Graduate: Violence is ‘never right’
GREENVILLE (Apr. 8, 2011) — Students and former students also spoke at the campus safety seminar April 8, adding their own experiences with violence, discrimination and sharing their efforts to help others.
Scott Jones, 20, is a second-year art student at ECU and is openly gay. In his hometown of Kinston, he felt alone and ostracized, he said, even by his own family. But once at ECU, he found acceptance within the campus’ Gay, Lesbian, Bisexual, Transgendered Student Union.
“Honestly, the GLBTU has probably saved my life,” he said, adding that the organization builds a “sense of community.”
“It shows how there’s not just me in the world. There are others like me,” said Jones, who’s now a leader of the organization.
Knowing there are other people in a similar situation is also important to Allen Thomas, only his experience involves domestic violence.
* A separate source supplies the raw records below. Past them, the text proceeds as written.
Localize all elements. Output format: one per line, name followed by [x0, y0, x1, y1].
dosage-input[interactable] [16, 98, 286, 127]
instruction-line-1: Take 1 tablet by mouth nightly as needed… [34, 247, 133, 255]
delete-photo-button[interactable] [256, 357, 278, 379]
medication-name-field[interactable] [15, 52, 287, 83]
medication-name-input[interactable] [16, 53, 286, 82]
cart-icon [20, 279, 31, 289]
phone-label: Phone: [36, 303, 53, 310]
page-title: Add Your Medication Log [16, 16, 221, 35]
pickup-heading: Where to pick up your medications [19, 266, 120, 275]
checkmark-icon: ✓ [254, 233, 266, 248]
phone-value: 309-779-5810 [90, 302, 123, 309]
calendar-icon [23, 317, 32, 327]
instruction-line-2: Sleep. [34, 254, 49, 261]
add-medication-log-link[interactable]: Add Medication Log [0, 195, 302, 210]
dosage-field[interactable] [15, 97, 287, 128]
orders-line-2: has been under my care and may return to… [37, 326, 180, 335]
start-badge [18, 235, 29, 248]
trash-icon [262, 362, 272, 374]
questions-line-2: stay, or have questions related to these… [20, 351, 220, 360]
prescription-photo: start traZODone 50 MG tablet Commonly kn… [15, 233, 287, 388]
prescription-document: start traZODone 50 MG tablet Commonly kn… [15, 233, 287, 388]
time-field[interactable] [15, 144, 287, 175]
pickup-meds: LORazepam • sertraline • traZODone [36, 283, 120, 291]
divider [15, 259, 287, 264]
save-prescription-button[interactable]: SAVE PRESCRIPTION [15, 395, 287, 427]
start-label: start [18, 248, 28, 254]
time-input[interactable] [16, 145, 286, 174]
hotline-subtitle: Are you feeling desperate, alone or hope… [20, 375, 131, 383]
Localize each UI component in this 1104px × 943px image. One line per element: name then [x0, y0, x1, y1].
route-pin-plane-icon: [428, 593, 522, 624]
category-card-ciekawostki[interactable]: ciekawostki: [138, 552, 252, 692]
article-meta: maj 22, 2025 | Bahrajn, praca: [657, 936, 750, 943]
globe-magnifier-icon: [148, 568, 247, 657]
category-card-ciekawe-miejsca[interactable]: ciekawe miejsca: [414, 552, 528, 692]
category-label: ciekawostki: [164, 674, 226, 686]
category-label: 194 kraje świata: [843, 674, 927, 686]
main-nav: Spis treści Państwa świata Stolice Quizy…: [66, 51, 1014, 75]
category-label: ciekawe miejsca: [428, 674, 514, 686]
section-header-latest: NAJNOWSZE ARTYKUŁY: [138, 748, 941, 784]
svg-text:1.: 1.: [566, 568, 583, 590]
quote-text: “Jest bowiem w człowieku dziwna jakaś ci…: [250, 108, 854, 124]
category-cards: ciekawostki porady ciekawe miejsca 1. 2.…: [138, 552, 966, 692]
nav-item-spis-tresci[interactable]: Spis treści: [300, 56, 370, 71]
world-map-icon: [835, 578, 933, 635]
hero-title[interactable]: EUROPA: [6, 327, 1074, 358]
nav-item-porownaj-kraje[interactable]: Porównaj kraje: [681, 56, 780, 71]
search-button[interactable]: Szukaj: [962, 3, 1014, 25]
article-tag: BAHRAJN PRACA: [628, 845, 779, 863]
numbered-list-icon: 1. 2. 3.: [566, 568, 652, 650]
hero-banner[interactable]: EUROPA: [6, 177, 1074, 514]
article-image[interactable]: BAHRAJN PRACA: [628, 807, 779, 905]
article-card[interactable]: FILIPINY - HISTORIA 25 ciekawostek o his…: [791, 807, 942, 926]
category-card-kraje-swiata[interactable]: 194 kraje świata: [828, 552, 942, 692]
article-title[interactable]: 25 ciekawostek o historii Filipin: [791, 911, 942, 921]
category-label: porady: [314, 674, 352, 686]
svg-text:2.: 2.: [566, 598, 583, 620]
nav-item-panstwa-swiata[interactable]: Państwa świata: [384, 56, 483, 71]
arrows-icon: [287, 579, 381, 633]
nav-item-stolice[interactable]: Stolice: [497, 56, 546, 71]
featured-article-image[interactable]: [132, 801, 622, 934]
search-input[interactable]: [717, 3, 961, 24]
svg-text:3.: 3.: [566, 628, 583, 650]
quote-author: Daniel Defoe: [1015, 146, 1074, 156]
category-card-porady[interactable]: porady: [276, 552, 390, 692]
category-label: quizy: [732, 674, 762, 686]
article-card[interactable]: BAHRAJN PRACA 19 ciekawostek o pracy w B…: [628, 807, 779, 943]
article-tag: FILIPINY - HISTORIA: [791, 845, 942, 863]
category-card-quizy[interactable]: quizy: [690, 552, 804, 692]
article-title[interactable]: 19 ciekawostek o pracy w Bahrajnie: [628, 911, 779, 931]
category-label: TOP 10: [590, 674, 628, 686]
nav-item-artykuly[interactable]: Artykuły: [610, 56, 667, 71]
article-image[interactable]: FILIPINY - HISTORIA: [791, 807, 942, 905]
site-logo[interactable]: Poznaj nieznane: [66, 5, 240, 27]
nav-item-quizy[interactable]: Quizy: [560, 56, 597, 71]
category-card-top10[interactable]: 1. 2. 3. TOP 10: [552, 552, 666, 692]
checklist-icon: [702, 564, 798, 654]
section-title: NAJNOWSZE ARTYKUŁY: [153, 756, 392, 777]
Thomas, an ECU graduate and youth counselor with the North Carolina Department of Juvenile Justice and Delinquency Prevention, grew up with a father who belittled him, threw him against walls, and beat him and his mother.
“I didn’t know how far off my household was until I was older,” Thomas said. “I lived 18 years in an abusive household, and the term ‘abuse’ never entered my mind. That was discipline. He did that because he loved me.”
In March 2008, he received a call to rush to Cape Fear Valley Medical Center in Fayetteville. There, he saw the bloody body of his dead mother, stabbed 25 times in the chest and more times in her arms as she tried to defend herself from his father’s attack.
He said he talks about his experiences because he wants to help others break the chain of violence before it takes a life.
“Domestic violence is never right,” Thomas said. “It’s always wrong.”
A third panelist was Catherine Parker, a recent graduate of ECU with a degree in health education and promotion with a concentration in community health. While at ECU, she organized a sexual assault candlelight vigil, Take Back the Night. She said support from university administration is vital to helping students know they are not alone and defenseless. Collaboration among advocacy groups is also important, she said.
“Who cares whether the name of your group is first or second on a T-shirt?” she said.